Il secoua la tête. Ses lèvres tombèrent tristement, comme s’il évoquait une tragédie de famille.
— Certains chasseurs de fossiles disent qu’un jour on en trouvera une vivante, poursuivit-il. C’est leur saint Graal.
— Tu crois que c’est possible ?
— Ça m’étonnerait.
— Est-ce qu’il y a des mères fossiles là où nous allons ?
Il secoua la tête.
— Elles sont très rares. Et jamais dans les karsts. La plupart ont été découvertes dans les crevasses.
— Ah !
— Mais on peut toujours essayer d’en trouver.
Il m’adressa son sourire de petit garçon, ouvert et confiant.
La cave vinicole du MA de Klein, noble expérience qui n’avait pas été couronnée de succès, se trouvait dans un creux de terrain sous le vent d’un plateau desséché soulevé par le gel des terres en profondeur et situé à vingt kilomètres à l’ouest de Durrey Station. Il était à présent entretenu par des arbeiters, mais de manière plutôt épisodique, à en juger par les dunes de sable mou statique accumulées à l’entrée. Un énorme portail affichait fièrement en grosses lettres vertes : « Très Haut Médoc. » Charles amena le nez du tracteur juste sous la pancarte, et le garage s’ouvrit lentement, par à-coups. Ses rouages étaient grippés par la poussière. Charles gara le tracteur dans un espace obscur.
Refermant nos combinaisons, nous descendîmes de la cabine. Charles posa sa main à plat sur le port de la serrure et se tourna vers moi.
— Ils ont changé les codes depuis ma dernière visite. J’espère que je figure toujours dans la liste de Klein.
— Tu n’as pas vérifié avant de partir ? demandai-je, soudain alarmée.

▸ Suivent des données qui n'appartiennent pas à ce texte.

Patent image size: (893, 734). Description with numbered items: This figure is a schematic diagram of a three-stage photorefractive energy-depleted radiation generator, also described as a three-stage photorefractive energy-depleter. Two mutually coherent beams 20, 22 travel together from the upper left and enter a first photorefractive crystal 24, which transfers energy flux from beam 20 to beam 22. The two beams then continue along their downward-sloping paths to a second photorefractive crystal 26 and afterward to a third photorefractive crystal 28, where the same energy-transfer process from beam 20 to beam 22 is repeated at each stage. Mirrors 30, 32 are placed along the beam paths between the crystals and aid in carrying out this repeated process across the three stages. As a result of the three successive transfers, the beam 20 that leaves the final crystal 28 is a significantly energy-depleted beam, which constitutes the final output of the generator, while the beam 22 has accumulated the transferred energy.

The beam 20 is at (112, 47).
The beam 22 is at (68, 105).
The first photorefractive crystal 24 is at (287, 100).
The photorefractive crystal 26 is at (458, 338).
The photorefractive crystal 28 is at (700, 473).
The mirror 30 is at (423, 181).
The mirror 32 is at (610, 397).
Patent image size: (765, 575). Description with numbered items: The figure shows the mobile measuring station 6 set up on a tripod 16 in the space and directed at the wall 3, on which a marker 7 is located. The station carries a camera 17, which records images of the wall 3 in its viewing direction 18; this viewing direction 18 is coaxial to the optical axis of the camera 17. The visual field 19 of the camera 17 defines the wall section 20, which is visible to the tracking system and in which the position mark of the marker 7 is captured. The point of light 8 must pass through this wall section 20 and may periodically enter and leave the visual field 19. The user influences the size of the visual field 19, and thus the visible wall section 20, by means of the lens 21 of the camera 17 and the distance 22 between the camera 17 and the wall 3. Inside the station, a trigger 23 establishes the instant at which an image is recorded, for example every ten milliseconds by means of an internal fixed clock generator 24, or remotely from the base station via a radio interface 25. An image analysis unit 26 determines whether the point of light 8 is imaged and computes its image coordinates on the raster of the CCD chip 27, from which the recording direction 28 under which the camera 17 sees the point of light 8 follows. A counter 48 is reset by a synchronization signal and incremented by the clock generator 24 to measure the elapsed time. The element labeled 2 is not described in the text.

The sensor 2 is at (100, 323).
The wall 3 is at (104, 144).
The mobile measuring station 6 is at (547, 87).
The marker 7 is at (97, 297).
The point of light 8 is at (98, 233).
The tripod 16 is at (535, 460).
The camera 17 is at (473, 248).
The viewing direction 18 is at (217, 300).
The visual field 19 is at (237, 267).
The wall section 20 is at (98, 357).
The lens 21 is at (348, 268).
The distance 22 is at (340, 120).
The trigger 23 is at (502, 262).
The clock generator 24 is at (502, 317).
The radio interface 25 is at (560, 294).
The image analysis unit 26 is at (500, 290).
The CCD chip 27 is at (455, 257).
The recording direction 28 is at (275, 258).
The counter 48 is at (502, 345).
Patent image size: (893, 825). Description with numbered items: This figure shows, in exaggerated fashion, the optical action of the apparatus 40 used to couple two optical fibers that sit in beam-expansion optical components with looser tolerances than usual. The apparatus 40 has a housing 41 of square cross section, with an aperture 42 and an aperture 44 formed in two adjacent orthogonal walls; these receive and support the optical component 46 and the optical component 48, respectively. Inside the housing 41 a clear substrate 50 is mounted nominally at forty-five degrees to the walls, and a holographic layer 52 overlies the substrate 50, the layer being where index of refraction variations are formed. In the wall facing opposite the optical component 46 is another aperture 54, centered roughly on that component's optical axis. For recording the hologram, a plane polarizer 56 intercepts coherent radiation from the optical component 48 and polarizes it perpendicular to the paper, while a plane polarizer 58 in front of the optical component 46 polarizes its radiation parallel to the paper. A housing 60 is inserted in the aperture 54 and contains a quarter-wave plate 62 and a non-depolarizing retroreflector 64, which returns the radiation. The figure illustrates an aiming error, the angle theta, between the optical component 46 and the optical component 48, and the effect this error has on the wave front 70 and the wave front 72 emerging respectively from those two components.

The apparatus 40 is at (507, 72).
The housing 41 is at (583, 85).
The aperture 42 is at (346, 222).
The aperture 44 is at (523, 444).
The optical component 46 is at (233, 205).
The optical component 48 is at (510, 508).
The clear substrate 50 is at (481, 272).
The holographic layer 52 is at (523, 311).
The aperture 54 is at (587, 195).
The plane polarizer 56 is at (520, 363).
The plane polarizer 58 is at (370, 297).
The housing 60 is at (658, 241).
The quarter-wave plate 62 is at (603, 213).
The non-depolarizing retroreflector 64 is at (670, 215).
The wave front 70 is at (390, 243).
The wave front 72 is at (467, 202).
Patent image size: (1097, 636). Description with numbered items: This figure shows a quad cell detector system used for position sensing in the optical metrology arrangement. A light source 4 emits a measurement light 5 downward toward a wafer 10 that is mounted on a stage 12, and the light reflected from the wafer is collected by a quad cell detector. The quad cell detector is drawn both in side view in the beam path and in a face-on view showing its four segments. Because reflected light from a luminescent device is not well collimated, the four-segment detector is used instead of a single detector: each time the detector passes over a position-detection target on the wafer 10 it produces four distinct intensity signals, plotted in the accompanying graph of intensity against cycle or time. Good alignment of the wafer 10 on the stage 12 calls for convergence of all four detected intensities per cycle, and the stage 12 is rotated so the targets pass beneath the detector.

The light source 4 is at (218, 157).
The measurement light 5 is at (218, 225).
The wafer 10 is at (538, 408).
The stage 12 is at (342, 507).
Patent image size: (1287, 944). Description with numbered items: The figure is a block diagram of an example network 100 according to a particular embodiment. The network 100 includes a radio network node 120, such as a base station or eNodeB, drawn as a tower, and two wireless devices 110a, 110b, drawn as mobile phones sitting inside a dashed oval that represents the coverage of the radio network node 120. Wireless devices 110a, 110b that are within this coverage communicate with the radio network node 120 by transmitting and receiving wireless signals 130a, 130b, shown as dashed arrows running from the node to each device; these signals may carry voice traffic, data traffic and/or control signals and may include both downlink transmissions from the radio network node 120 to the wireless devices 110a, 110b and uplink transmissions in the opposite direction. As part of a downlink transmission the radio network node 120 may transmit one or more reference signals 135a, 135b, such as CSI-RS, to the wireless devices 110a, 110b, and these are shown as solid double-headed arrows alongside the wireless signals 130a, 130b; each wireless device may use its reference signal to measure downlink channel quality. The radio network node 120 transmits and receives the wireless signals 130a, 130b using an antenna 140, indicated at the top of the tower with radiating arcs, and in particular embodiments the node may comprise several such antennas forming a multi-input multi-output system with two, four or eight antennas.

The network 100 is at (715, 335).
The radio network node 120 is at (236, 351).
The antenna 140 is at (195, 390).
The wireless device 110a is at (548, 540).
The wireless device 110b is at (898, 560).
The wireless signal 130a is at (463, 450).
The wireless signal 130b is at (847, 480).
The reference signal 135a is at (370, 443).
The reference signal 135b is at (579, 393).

— Je plaisantais, me dit-il.
Le mécanisme s’ouvrit, et nous entrâmes.
Au fil des années, les arbeiters, à force de s’autoréparer, étaient devenus des tas de ferraille monstrueux. Ils me faisaient penser à des gnomes empressés qui s’écartaient obséquieusement de notre chemin tandis que nous explorions les galeries étroites qui conduisaient aux locaux d’habitation.
— C’est la première fois que je vois des arbeiters si vieux, murmurai-je.
— Un sou est un sou pour la famille Klein. Ils ont repris les meilleures machines, en ne laissant ici qu’une équipe squelettique, juste de quoi s’occuper de l’eau.
— Pauvres petites choses, murmurai-je.
— On y est, annonça Charles en ouvrant la porte du local d’habitation principal.
Un spectacle délirant de confusion ordonnée nous attendait. Des matelas pneumatiques s’empilaient dans un coin pour former une sorte d’abri. Des draps recouvraient une table comme si c’était un lit. Des appareils délabrés étaient amoureusement rangés au milieu de la salle comme pour attirer l’attention des humains. Ils sentaient la teinture d’iode. Les arbeiters avaient dû s’ennuyer. Un grand spécimen d’un mètre de haut sur cinquante centimètres de large, aux bras proéminents, se tenait fièrement au milieu de son domaine.